The Contact 5 investigators have learned a human resources probe into Palm Beach County Fire Rescue found the department created an “offensive work environment,” and County Human Resource investigators lay the blame at the feet of ranking officers within the department.
A human resources investigation, started by some of her claims, found “sexually oriented rumors are commonplace within the county’s fire rescue department,” and ranking officers are the ones responsible for circulating the rumors.
The county and fire rescue leadership, received a complaint in October 2015, from a county chief, on behalf of Capt. Amanda Vomero. The complaint alleged Division Chief Chris Hoch was making inappropriate sexual comments and spreading rumors about a female captain.
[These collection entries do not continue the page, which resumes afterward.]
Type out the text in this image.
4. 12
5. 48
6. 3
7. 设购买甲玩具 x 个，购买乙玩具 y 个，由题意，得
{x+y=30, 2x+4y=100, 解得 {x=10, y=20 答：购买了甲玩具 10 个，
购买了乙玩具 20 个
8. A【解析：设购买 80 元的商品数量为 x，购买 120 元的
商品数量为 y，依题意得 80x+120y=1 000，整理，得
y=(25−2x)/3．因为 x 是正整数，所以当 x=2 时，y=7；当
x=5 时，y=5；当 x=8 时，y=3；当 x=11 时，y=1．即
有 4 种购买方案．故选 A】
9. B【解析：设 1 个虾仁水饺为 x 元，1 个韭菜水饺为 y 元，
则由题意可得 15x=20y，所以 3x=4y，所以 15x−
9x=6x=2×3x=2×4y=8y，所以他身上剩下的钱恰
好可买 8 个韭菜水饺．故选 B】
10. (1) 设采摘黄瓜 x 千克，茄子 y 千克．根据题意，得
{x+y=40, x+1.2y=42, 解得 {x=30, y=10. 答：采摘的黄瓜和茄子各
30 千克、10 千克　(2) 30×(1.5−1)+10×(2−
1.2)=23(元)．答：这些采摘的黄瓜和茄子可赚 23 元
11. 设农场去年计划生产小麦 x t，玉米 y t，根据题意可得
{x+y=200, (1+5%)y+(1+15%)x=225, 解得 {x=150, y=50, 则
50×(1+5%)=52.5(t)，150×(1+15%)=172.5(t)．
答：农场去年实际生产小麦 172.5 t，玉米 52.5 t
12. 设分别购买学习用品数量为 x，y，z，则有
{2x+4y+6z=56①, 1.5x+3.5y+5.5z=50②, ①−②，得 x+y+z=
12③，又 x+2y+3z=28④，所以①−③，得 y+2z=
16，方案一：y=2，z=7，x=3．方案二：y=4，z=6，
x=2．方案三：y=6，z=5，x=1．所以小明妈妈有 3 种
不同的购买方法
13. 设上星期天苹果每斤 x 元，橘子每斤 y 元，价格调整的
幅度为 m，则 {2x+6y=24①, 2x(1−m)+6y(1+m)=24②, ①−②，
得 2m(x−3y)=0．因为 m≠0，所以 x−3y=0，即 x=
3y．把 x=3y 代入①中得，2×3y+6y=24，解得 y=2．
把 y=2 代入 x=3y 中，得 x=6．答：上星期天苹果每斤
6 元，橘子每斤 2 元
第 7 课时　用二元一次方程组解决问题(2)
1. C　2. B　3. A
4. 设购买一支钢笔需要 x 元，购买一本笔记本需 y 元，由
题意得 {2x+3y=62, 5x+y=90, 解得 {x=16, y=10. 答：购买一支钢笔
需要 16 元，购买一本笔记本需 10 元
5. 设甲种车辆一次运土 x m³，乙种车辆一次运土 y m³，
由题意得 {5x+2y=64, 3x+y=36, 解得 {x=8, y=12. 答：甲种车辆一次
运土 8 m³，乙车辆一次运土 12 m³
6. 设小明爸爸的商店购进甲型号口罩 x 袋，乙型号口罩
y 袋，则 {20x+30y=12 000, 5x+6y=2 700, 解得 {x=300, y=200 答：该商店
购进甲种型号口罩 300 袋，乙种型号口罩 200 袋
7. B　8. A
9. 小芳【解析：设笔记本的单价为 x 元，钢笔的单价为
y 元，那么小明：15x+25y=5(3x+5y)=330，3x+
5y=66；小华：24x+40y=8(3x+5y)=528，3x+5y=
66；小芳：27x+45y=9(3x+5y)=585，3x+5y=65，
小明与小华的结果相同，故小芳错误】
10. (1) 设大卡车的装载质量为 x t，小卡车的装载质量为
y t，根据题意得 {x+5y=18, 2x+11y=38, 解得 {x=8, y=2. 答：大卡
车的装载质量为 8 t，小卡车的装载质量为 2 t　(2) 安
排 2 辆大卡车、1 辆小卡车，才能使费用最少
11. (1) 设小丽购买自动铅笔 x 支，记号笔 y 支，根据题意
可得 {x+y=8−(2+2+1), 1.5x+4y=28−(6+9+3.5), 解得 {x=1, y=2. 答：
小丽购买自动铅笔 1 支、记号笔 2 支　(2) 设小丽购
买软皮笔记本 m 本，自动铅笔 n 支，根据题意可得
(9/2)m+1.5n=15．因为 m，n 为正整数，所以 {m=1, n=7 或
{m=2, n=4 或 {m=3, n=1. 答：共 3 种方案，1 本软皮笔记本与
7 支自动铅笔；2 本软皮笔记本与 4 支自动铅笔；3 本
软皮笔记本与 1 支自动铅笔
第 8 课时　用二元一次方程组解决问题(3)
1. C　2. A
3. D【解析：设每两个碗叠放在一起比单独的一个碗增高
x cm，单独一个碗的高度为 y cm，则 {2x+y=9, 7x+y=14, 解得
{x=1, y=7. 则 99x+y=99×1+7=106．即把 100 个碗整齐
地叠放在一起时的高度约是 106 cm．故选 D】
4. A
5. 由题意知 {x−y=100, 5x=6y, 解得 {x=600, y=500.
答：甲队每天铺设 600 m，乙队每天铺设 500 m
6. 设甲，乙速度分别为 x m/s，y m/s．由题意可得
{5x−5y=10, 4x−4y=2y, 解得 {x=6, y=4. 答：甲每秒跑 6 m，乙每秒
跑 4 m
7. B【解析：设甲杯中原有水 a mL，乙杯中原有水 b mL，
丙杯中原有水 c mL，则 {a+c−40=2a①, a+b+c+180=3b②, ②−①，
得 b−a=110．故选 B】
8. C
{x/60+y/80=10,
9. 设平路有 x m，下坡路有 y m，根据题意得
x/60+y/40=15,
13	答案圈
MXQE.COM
According to county documents obtained by Contact 5, Hoch admits he repeated rumors Capt. Amanda Vomero was having sexual relations with her supervisor, but denied ever mentioning she preferred the supervisor, because of race, as was alleged.
Investigators said he repeated the rumors at least twice, once in front of other staff.
County investigators went on to say, “other witnesses suggest that is not unusual for rumors to circulate, particularly whenever male and female staff work together. These incidents individually will not likely constitute sexual harassment. However, collectively with the additional incidents of harassing and retaliatory behavior there is sufficient information to conclude that an offensive work environment exists within Fire Rescue.”
Investigators concluded “there was apparent acceptance within the department of such behavior,” saying “all of the substantiated discriminatory and retaliatory behavior occurred within the administrative office suite and involved high ranking administration officers.”
The county’s human resources report goes on to say Hoch also admitted to excluding a staff member, who was believed to have filed the complaint against him, from meetings. Hoch said it was for different, behavioral reasons, but HR said there was no evidence of that.
Investigators also looked into a claim that Hoch would not let Vomero go on calls with him, called “jumps.” Hoch told investigators this was true, but said it was because of a rumor linking the two of them together.
Another allegation said Hoch made comments about Vomero’s jean size. The report says “Hoch denied the behavior, but does admit having a discussion with the female officer about the current skinny jean fashion trend, stating that he may find it difficult to find such jeans in his size.”
The report also found evidence, Hoch loudly exclaimed in his office, his intention to identify and take action against person who filed complaint against him.
The 16-month investigation ultimately found Hoch violated county policy. His punishment, a written reprimand and orders to attend training, “related to employee interaction and personal conduct.”
When signing his written reprimand, Hoch wrote that "I am signing this violation out of respect to my chief officers. I still have not received any written documentation from HR concerning what I have been accused of violating after several requests from my attorney over the past year and a half. I reserve the right to add an additional supplement to this document from either my attorney or myself at a future date. By signing this document it does not mean I understand or agree with what I have been accused of violating."
Contact 5 reached out to Hoch for comment. He did not reply as of publication. Fire Rescue offices are closed through Wednesday and were not available to respond.
As for Vomero, in her lawsuit, filed Dec. 14, she says officials at the county level and within fire rescue did nothing to stop the sexual harassment, with the top chief allegedly calling it "firehouse fun."
Vomero goes on to say she was retaliated against after bringing forward her complaints.
The county and fire rescue said last week, they could not comment on pending litigation.